Growing up together, I never really gave much thought to it or how he must have felt about it, in part, due to the beauty of childish obliviousness, but mostly because that wasn’t part of his identity to me. He was my brother and that’s how I thought of him first. The birthmark? I honestly have to remind myself that it’s there.
My mother doesn’t feel the same way.
From the start, it pained her that my brother endured ignorant and hurtful comments. It pained her when it pained him. She blamed herself. She blamed my dad. She blamed everyone and she blamed no one.
My mother was determined to do as much as she could to make up for the black spot my brother was born with.
And she was fantastic. She was loving and supportive and encouraging and constructive. But there wasn’t enough of that in her to go around. She was unhappy in her own marriage, drained by work and home duties, and so the small amount of optimism and positivity she procured, she gave it all to my brother.
And I became the unwitting figure to help her shoulder the rest.
I didn’t understand that as a child, though I do now. It used to confuse and frustrate me that my brother and I grew up in the same household but saw two very different people when we looked at our mom.
Back then, my mom had not yet learned how to have enough love in her own heart to be able to build my brother up without pushing me down in the process. Years and years later, I now think I see that lesson begin to take hold, though it is too late. Decades of old habits and old scars pollute the landscape of our relationship and crushing insults fly out of her mouth on their own accord, the easy path lubricated by twenty-seven years of routine.
She was my original heartbreak.
17:
Here’s a bit of truth: I don’t feel ready to start the day until I’ve had my cup of coffee and my make-up applied. That’s my morning routine, and it makes me feel ready for the rest of the world.
But some days I don’t get to this step until noon or later.
On days like today, I wake up early but lounge around my room with my laptop on and my hair unbrushed. I putter around my kitchen making tea and looking for something to eat. I think about how I don’t feel like going outside.
On days like today, I am relaxed, but full of yearning. With the accessibility into other people’s lives made by the convenience of le internet, I spend an ungodly number of hours clicking around strangers’ journals, cv’s, interviews, websites, profiles, photos, and on and on and on.
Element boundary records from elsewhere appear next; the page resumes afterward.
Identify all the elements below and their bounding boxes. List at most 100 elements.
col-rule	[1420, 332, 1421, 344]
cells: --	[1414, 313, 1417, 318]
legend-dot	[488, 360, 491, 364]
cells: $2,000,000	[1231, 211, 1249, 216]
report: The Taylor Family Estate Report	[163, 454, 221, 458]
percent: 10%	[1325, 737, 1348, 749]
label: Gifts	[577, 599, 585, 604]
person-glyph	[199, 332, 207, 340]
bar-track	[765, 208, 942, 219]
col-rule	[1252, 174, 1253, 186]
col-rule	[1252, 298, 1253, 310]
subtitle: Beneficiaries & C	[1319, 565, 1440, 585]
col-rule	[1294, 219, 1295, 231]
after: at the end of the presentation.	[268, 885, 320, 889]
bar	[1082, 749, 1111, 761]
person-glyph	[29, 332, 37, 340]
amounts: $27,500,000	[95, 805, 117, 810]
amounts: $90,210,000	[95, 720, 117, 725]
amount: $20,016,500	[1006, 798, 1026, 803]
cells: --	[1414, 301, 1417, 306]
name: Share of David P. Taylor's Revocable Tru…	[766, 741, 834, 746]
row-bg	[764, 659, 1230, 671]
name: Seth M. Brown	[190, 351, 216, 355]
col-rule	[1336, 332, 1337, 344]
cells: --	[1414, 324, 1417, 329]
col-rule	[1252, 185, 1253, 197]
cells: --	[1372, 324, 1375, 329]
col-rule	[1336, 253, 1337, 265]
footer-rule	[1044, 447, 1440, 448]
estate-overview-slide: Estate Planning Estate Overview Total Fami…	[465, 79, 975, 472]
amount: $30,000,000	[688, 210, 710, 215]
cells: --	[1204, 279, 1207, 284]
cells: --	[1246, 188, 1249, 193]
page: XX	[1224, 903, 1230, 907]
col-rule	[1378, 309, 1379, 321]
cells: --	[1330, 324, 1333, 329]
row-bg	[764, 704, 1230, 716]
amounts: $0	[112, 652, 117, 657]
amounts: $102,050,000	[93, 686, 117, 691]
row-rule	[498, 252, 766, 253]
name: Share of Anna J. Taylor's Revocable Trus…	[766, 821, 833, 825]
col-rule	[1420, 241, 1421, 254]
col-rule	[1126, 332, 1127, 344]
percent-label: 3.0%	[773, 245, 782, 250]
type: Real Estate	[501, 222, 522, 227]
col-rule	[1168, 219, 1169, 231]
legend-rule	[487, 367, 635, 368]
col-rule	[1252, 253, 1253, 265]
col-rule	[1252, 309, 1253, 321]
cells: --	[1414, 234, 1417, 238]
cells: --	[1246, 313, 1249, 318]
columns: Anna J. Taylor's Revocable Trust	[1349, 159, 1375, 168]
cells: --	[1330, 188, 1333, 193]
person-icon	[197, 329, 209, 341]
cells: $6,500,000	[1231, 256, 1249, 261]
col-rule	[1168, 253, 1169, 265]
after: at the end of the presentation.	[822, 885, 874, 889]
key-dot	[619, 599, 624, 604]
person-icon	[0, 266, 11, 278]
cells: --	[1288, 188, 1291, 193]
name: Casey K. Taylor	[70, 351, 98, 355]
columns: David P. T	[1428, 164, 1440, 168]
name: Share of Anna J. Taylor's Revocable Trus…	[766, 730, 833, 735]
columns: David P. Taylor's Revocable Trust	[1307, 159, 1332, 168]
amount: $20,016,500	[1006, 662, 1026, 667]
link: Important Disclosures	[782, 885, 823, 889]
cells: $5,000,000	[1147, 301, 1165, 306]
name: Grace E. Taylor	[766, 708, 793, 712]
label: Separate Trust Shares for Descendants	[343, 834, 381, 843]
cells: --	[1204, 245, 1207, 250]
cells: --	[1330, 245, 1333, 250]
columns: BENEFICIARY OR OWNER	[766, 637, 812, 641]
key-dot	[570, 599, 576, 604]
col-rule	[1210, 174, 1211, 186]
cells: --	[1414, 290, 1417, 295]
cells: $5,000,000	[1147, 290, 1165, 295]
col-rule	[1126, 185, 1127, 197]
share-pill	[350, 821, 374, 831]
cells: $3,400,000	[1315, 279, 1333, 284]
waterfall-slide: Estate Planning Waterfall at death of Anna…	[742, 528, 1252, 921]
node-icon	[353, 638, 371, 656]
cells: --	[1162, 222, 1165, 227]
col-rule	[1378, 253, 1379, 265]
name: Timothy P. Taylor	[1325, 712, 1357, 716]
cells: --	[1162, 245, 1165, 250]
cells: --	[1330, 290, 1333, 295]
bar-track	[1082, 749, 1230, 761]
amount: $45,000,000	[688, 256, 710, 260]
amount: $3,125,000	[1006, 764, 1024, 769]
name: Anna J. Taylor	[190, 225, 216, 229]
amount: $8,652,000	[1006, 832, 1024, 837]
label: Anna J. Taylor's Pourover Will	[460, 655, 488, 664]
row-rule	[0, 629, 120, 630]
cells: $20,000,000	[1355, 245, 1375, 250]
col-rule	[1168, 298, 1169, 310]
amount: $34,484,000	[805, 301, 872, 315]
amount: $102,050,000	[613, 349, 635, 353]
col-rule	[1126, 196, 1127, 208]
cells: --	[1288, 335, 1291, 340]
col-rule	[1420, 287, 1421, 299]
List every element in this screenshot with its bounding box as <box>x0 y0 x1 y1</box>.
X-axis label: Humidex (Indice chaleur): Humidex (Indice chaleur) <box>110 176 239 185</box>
I think about all the things that they are doing. I think about all the things they have accomplished.
Then, naturally, I think about all the things I am not doing and all the things I haven’t accomplished, and am not taking steps to accomplish, and maybe am not really interested in accomplishing but would be moderately pleased if I did so just for the right to say I did so.
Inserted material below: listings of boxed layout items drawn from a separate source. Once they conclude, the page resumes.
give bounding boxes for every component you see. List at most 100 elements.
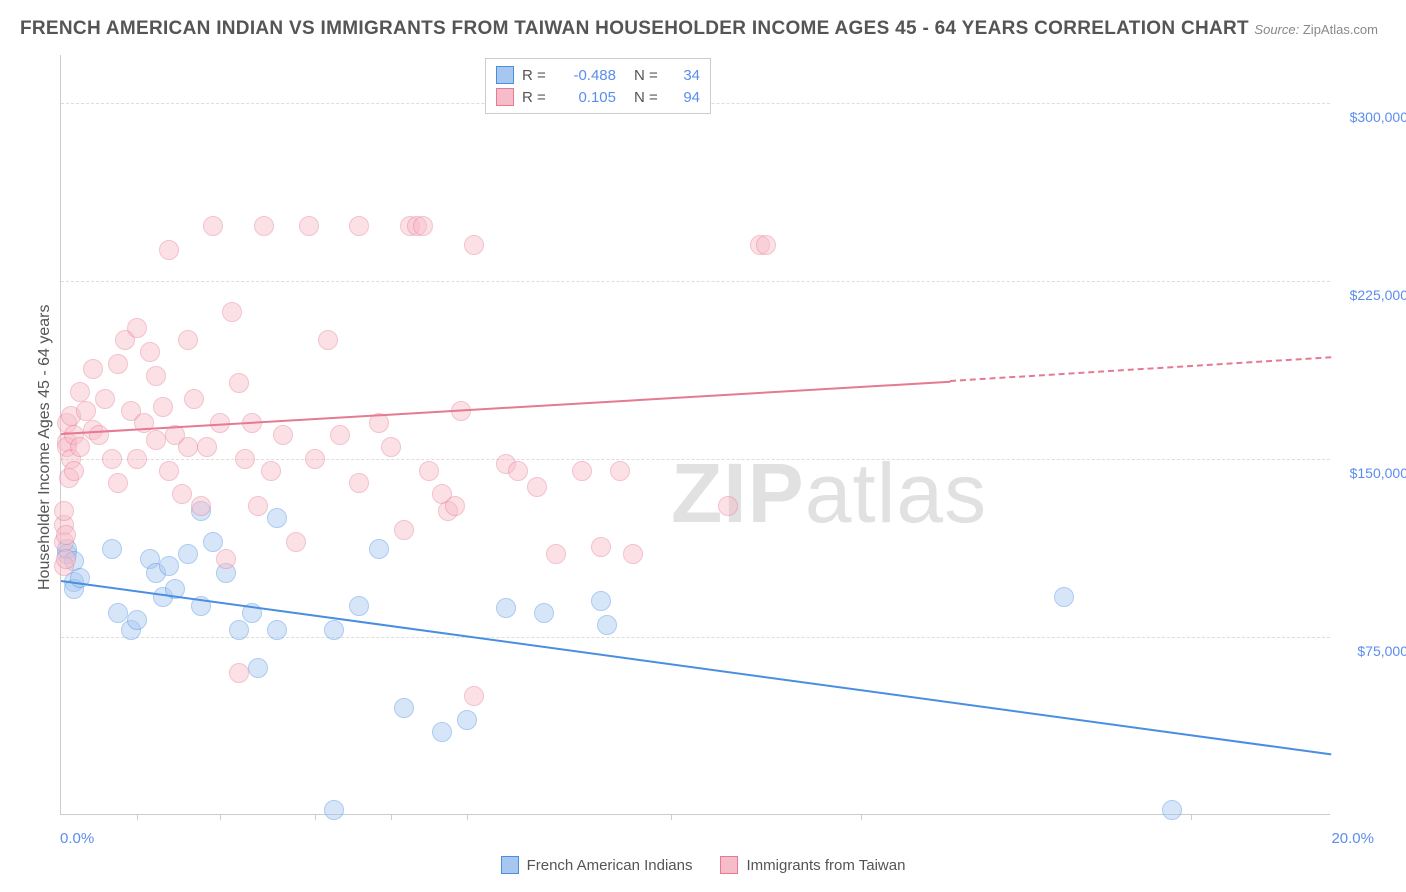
scatter-point: [318, 330, 338, 350]
legend-label-2: Immigrants from Taiwan: [746, 857, 905, 874]
scatter-point: [89, 425, 109, 445]
scatter-point: [591, 591, 611, 611]
y-axis-title: Householder Income Ages 45 - 64 years: [36, 305, 54, 591]
scatter-point: [756, 235, 776, 255]
scatter-point: [349, 216, 369, 236]
stat-r-value-1: -0.488: [562, 67, 616, 84]
scatter-point: [324, 800, 344, 820]
x-max-label: 20.0%: [1331, 830, 1374, 847]
scatter-point: [591, 537, 611, 557]
correlation-chart: FRENCH AMERICAN INDIAN VS IMMIGRANTS FRO…: [0, 0, 1406, 892]
stat-n-label: N =: [634, 67, 666, 84]
scatter-point: [108, 603, 128, 623]
legend-label-1: French American Indians: [527, 857, 693, 874]
scatter-point: [102, 449, 122, 469]
watermark-bold: ZIP: [671, 446, 805, 540]
scatter-point: [229, 663, 249, 683]
scatter-point: [159, 461, 179, 481]
gridline: [61, 281, 1330, 282]
scatter-point: [457, 710, 477, 730]
scatter-point: [95, 389, 115, 409]
scatter-point: [178, 544, 198, 564]
legend-item-1: French American Indians: [501, 856, 693, 874]
stat-r-label: R =: [522, 67, 554, 84]
y-tick-label: $150,000: [1350, 465, 1406, 481]
stats-swatch-2: [496, 88, 514, 106]
scatter-point: [464, 235, 484, 255]
scatter-point: [108, 473, 128, 493]
scatter-point: [70, 382, 90, 402]
bottom-legend: French American Indians Immigrants from …: [0, 856, 1406, 874]
y-tick-label: $300,000: [1350, 109, 1406, 125]
scatter-point: [261, 461, 281, 481]
scatter-point: [597, 615, 617, 635]
scatter-point: [64, 461, 84, 481]
x-tick: [391, 814, 392, 820]
scatter-point: [153, 397, 173, 417]
scatter-point: [172, 484, 192, 504]
scatter-point: [273, 425, 293, 445]
stats-legend: R = -0.488 N = 34 R = 0.105 N = 94: [485, 58, 711, 114]
source-attribution: Source: ZipAtlas.com: [1254, 22, 1378, 37]
x-tick: [467, 814, 468, 820]
scatter-point: [203, 532, 223, 552]
stats-swatch-1: [496, 66, 514, 84]
scatter-point: [445, 496, 465, 516]
scatter-point: [718, 496, 738, 516]
scatter-point: [76, 401, 96, 421]
stat-n-label: N =: [634, 89, 666, 106]
scatter-point: [178, 330, 198, 350]
legend-swatch-1: [501, 856, 519, 874]
scatter-point: [178, 437, 198, 457]
scatter-point: [70, 437, 90, 457]
stats-row-series-2: R = 0.105 N = 94: [496, 86, 700, 108]
scatter-point: [229, 620, 249, 640]
stat-n-value-2: 94: [674, 89, 700, 106]
source-value: ZipAtlas.com: [1303, 22, 1378, 37]
legend-item-2: Immigrants from Taiwan: [720, 856, 905, 874]
scatter-point: [286, 532, 306, 552]
x-tick: [861, 814, 862, 820]
scatter-point: [546, 544, 566, 564]
scatter-point: [610, 461, 630, 481]
scatter-point: [203, 216, 223, 236]
scatter-point: [1162, 800, 1182, 820]
gridline: [61, 637, 1330, 638]
scatter-point: [222, 302, 242, 322]
scatter-point: [197, 437, 217, 457]
scatter-point: [229, 373, 249, 393]
scatter-point: [299, 216, 319, 236]
scatter-point: [369, 539, 389, 559]
x-tick: [671, 814, 672, 820]
scatter-point: [248, 496, 268, 516]
scatter-point: [83, 359, 103, 379]
x-tick: [220, 814, 221, 820]
scatter-point: [127, 610, 147, 630]
scatter-point: [235, 449, 255, 469]
scatter-point: [102, 539, 122, 559]
x-tick: [1191, 814, 1192, 820]
scatter-point: [159, 556, 179, 576]
scatter-point: [419, 461, 439, 481]
legend-swatch-2: [720, 856, 738, 874]
scatter-point: [572, 461, 592, 481]
chart-title: FRENCH AMERICAN INDIAN VS IMMIGRANTS FRO…: [20, 18, 1249, 40]
source-label: Source:: [1254, 22, 1299, 37]
watermark-rest: atlas: [805, 446, 987, 540]
scatter-point: [508, 461, 528, 481]
scatter-point: [527, 477, 547, 497]
scatter-point: [623, 544, 643, 564]
scatter-point: [349, 473, 369, 493]
scatter-point: [464, 686, 484, 706]
stat-r-label: R =: [522, 89, 554, 106]
trend-line: [950, 357, 1331, 383]
scatter-point: [267, 508, 287, 528]
y-tick-label: $225,000: [1350, 287, 1406, 303]
scatter-point: [381, 437, 401, 457]
scatter-point: [248, 658, 268, 678]
scatter-point: [305, 449, 325, 469]
scatter-point: [159, 240, 179, 260]
scatter-point: [534, 603, 554, 623]
scatter-point: [324, 620, 344, 640]
scatter-point: [267, 620, 287, 640]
And time and time again my career friends reassure me that no one our age knows what they want to do with their lives (as my unemployed friends reassure me that now is my opportunity to figure out what I want to do with my life). Though, knowing that feeling this way is not unique to my situation is poor consolation.
For me, it’s not so much finding purpose. I have purpose. And it’s not so much achieving my potential. I have potential (ha).
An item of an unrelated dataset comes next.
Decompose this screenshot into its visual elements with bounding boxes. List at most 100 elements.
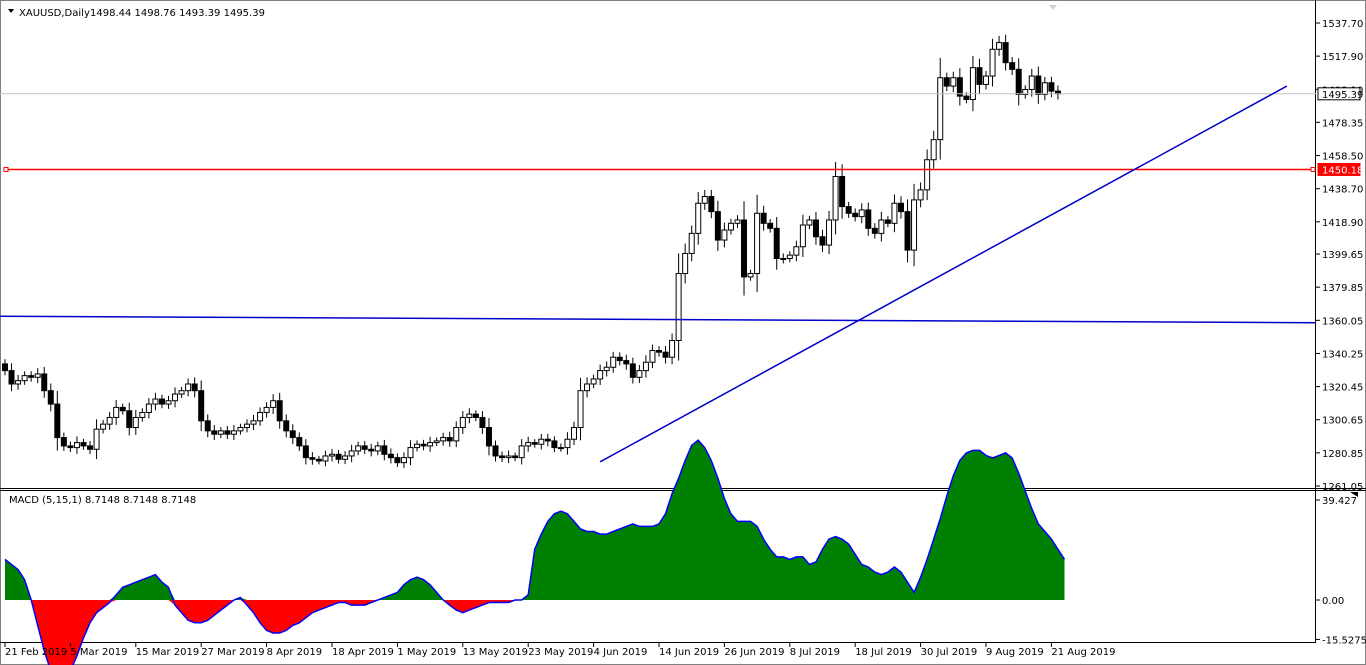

It’s that I want more than what I was given. I want to be smarter than I am, more productive than I can, taller than I grew. I want to be me without being me.
But where is this coming from? Who is telling me that I should be more of someone else? My immigrant parents? My academic educators? The television?
Is it just my genetic disposition to be slightly dissatisfied with all that I have? Doubtful.
On days like today, when I can feel the slow start rolling out from under my comforter, I know that I will be spending the morning yearning.
I know that it’s not good for me. And I know that I can’t help it. I don’t smoke. I don’t diet. I yearn.
Maybe I don’t know what I want. But I know that I want it.